Except with respect to some practical policy proposals and the terminology employed, there is not much difference between Keynes' and Gillman's position. Both decry the declining rate of investments, which leaves a mass of idle capital because profits are not reinvested. They are not reinvested, according to Gillman, because the efficiency of capital is too great to allow for its further expansion. It should be obvious that this could only mean that additional investments would not yield additional profits; i.e., that a lack of profitability leads from expansion to stagnation. But the obvious is not for Gillman; for him the system is already too productive and too profitable to be able to afford still more affluency under the given conditions of capitalistic distribution and the principle of capital concentration.
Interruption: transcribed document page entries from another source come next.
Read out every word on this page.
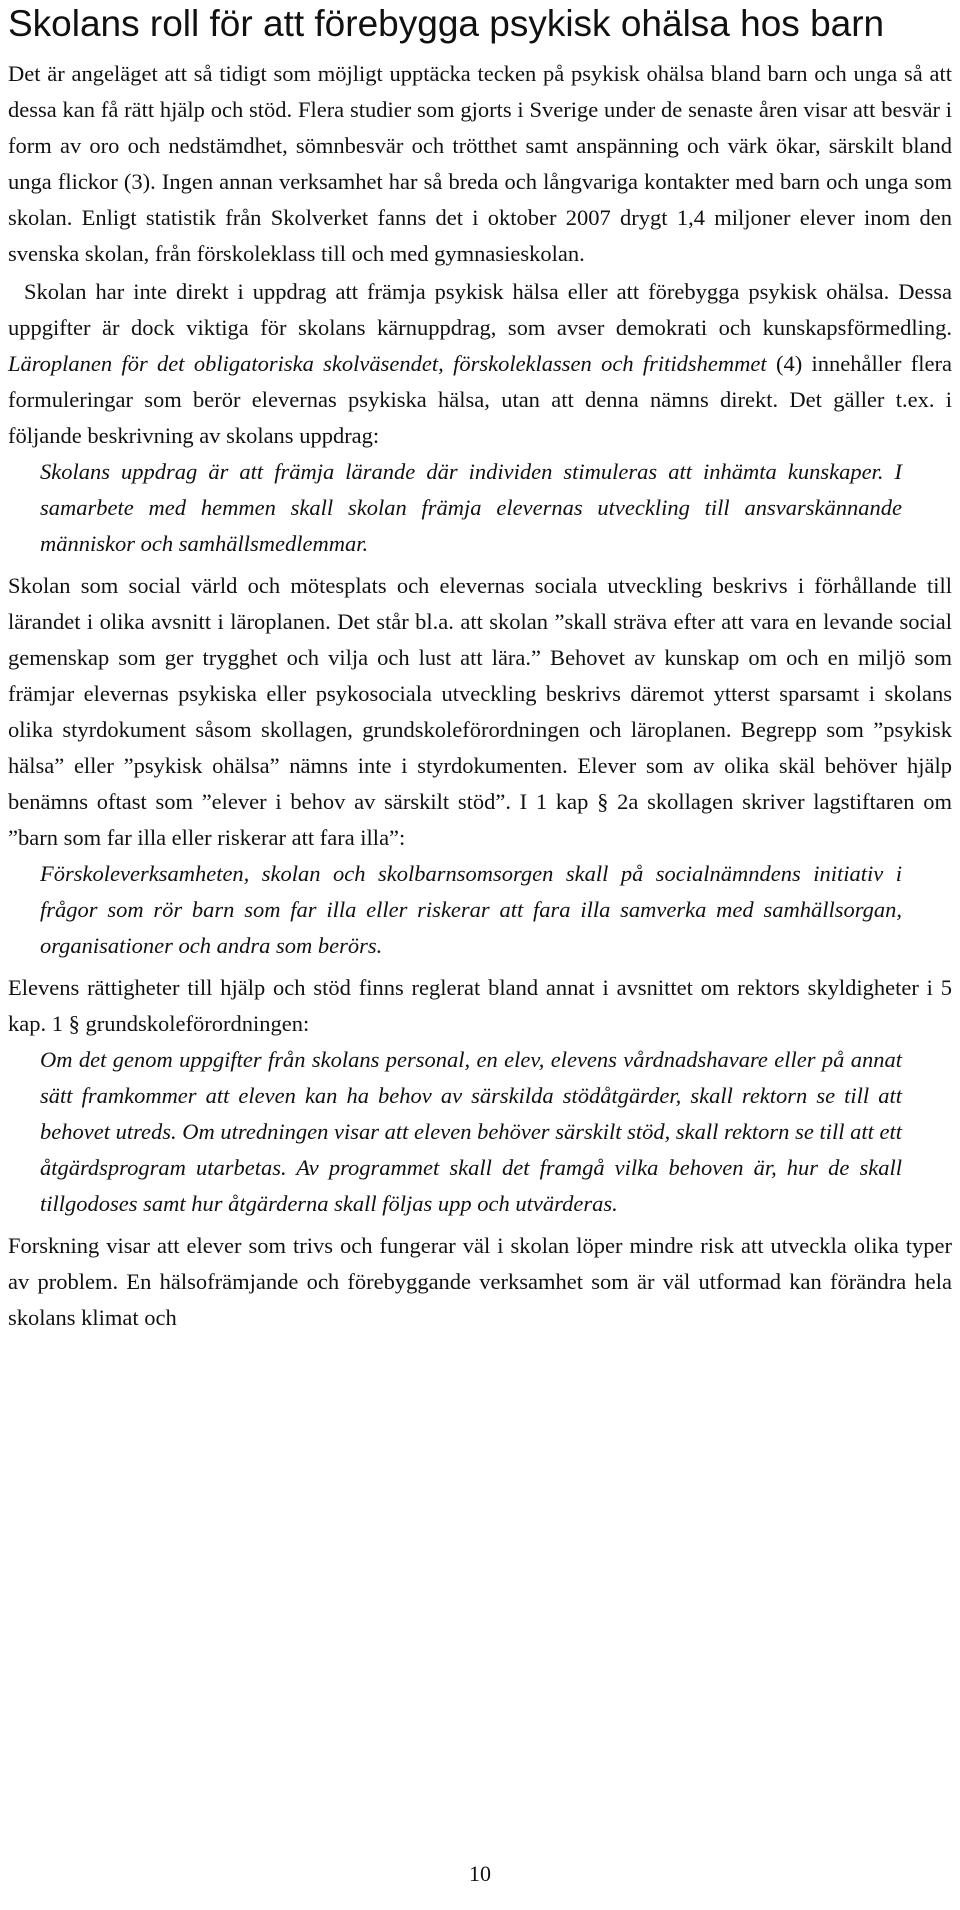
Skolans roll för att förebygga psykisk ohälsa hos barn

Det är angeläget att så tidigt som möjligt upptäcka tecken på psykisk ohälsa bland barn och unga så att dessa kan få rätt hjälp och stöd. Flera studier som gjorts i Sverige under de senaste åren visar att besvär i form av oro och nedstämdhet, sömnbesvär och trötthet samt anspänning och värk ökar, särskilt bland unga flickor (3). Ingen annan verksamhet har så breda och långvariga kontakter med barn och unga som skolan. Enligt statistik från Skolverket fanns det i oktober 2007 drygt 1,4 miljoner elever inom den svenska skolan, från förskoleklass till och med gymnasieskolan.

Skolan har inte direkt i uppdrag att främja psykisk hälsa eller att förebygga psykisk ohälsa. Dessa uppgifter är dock viktiga för skolans kärnuppdrag, som avser demokrati och kunskapsförmedling. Läroplanen för det obligatoriska skolväsendet, förskoleklassen och fritidshemmet (4) innehåller flera formuleringar som berör elevernas psykiska hälsa, utan att denna nämns direkt. Det gäller t.ex. i följande beskrivning av skolans uppdrag:

Skolans uppdrag är att främja lärande där individen stimuleras att inhämta kunskaper. I samarbete med hemmen skall skolan främja elevernas utveckling till ansvarskännande människor och samhällsmedlemmar.

Skolan som social värld och mötesplats och elevernas sociala utveckling beskrivs i förhållande till lärandet i olika avsnitt i läroplanen. Det står bl.a. att skolan ”skall sträva efter att vara en levande social gemenskap som ger trygghet och vilja och lust att lära.” Behovet av kunskap om och en miljö som främjar elevernas psykiska eller psykosociala utveckling beskrivs däremot ytterst sparsamt i skolans olika styrdokument såsom skollagen, grundskoleförordningen och läroplanen. Begrepp som ”psykisk hälsa” eller ”psykisk ohälsa” nämns inte i styrdokumenten. Elever som av olika skäl behöver hjälp benämns oftast som ”elever i behov av särskilt stöd”. I 1 kap § 2a skollagen skriver lagstiftaren om ”barn som far illa eller riskerar att fara illa”:

Förskoleverksamheten, skolan och skolbarnsomsorgen skall på socialnämndens initiativ i frågor som rör barn som far illa eller riskerar att fara illa samverka med samhällsorgan, organisationer och andra som berörs.

Elevens rättigheter till hjälp och stöd finns reglerat bland annat i avsnittet om rektors skyldigheter i 5 kap. 1 § grundskoleförordningen:

Om det genom uppgifter från skolans personal, en elev, elevens vårdnadshavare eller på annat sätt framkommer att eleven kan ha behov av särskilda stödåtgärder, skall rektorn se till att behovet utreds. Om utredningen visar att eleven behöver särskilt stöd, skall rektorn se till att ett åtgärdsprogram utarbetas. Av programmet skall det framgå vilka behoven är, hur de skall tillgodoses samt hur åtgärderna skall följas upp och utvärderas.

Forskning visar att elever som trivs och fungerar väl i skolan löper mindre risk att utveckla olika typer av problem. En hälsofrämjande och förebyggande verksamhet som är väl utformad kan förändra hela skolans klimat och

10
Capital not reinvested, or invested capital not used, ceases to be productive, that is, profit-yielding capital, and becomes a hoard. To the extent that the hoard grows, capital itself declines, as may be gathered from any depression. The hoard itself, in so far as it appears in tangible form, depreciates, and in its money form it may be lost partly through inflation and partly by being consumed. Far from indicating a superfluity of profits, idle capital is itself an expression of the declining profitability of capital. In Gillman's view, however, the hoard represents a "social surplus" to be "siphoned off" by government to supplement private spending by government-induced production in order to secure a necessary level of employment. "Deficit spending", he writes, "has a special virtue in that it involves borrowing from the actual or potential pool of the community's savings which may not be planned to materialize as private investment. Deficit spending thereby becomes a withdrawal from the community of actual or potential social surplus."
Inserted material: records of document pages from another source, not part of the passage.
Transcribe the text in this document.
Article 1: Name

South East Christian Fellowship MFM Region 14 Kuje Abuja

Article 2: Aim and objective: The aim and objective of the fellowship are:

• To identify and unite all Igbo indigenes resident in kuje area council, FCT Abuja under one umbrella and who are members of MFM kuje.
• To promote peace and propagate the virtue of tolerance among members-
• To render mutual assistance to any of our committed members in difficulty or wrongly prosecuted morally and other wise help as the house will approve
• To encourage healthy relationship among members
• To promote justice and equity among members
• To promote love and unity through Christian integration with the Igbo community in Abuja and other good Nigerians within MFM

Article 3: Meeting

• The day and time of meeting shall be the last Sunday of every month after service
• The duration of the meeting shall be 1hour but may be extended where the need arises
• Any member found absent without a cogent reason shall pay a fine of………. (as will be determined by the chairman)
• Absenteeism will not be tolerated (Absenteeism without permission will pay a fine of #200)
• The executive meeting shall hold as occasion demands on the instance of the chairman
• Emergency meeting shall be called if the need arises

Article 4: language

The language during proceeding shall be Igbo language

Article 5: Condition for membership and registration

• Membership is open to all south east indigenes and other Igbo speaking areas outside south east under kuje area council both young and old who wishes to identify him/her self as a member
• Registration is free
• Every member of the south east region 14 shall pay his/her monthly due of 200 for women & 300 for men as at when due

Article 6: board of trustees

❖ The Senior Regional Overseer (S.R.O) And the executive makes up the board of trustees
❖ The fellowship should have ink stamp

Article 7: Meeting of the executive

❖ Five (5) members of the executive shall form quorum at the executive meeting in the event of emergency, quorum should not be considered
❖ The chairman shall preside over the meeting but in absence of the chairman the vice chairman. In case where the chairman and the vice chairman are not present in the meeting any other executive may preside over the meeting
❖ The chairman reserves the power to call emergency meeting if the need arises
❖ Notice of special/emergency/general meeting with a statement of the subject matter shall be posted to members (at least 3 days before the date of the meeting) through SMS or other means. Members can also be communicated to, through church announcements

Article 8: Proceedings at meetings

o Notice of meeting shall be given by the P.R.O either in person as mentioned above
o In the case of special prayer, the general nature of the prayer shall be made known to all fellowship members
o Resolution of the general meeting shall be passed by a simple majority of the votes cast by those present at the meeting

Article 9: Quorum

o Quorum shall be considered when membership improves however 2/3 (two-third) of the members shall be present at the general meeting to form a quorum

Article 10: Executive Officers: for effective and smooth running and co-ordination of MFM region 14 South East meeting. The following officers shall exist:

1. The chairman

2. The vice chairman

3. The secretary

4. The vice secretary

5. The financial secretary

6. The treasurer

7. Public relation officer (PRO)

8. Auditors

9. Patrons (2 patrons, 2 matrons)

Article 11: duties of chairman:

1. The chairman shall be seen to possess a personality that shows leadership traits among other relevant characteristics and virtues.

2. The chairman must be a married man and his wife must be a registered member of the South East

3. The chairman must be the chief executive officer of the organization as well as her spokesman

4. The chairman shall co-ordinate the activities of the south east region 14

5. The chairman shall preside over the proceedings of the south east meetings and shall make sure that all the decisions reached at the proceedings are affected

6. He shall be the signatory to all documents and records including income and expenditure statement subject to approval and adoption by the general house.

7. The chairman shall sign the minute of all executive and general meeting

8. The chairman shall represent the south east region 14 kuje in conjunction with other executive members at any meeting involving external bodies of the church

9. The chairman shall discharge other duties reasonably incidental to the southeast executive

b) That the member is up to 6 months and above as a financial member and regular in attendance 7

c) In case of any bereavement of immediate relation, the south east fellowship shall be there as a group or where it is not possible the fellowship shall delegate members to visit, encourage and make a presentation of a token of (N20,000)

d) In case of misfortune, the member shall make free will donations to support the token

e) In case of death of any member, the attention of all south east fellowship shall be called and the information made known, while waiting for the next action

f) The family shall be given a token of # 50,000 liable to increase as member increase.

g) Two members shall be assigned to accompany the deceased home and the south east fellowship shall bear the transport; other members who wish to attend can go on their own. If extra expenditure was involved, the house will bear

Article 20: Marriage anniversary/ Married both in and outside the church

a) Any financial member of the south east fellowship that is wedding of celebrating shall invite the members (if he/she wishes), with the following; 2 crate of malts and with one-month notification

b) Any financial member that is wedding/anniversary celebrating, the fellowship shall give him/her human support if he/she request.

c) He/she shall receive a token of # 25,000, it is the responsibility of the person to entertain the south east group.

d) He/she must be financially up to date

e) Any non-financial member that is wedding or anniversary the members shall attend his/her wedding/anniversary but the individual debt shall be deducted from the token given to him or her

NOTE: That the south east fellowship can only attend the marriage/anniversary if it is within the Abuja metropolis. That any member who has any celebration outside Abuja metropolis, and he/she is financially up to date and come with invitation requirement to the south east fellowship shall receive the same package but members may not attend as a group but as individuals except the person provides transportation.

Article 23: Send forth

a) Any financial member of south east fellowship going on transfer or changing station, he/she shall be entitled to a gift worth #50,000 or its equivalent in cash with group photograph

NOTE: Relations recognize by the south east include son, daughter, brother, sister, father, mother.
However, there is not such an "actual or potential social surplus" in the form of the "community's savings." There are only idle productive resources which cannot be profitably employed. The money which the government "borrows" to set them to work, the government itself creates with the aid of the banking mechanism and through the extension of the credit system. All capitalist production is based on credit, but credit dries up with the decreasing profitability of capital. Where private credit expansion comes to a halt, government credit expansion steps up. The '"prosperity" thus brought about is not immediately different from that created by private credit expansion, only that the "profits" made in such a "prosperity" take on the form of the national debt. These "profits" are not realized on the market, for there is no market far government-induced production, but are "realized" in form of claims on the national debt. Whether these claims are eventually repudiated or actually honored, in either case they reduce the profitability of the total private capital and to that extent hamper its further accumulation. The apparent prosperity is thus itself an additional sign of the decreasing profitability of capital.

In view of capitalism's real development, Gillman's reversal of Marx's theory of accumulation is entirely out of place. And this the more so because it rests upon a mistaken identification of productive capacity with the capacity to produce profits. It should be pointed out, however, that in spite of his affinity with Keynesian economics, Gillman does not share the Keynesian illusion of the reformability of capitalism. For him, capitalism is in crisis because it cannot use its productive powers to alleviate the capital needs of underdeveloped countries and to improve the living standards in the developed nations; instead it is condemned to dissipate its great wealth in war and waste-production. In order to utilize the new productive powers for the alleviation of human misery, Gillman sees the necessity for a radical alteration of society's political and economic structure. He would, however, have found a better substantiation for this conviction if he had tried to learn less from Keynes and more from Marx.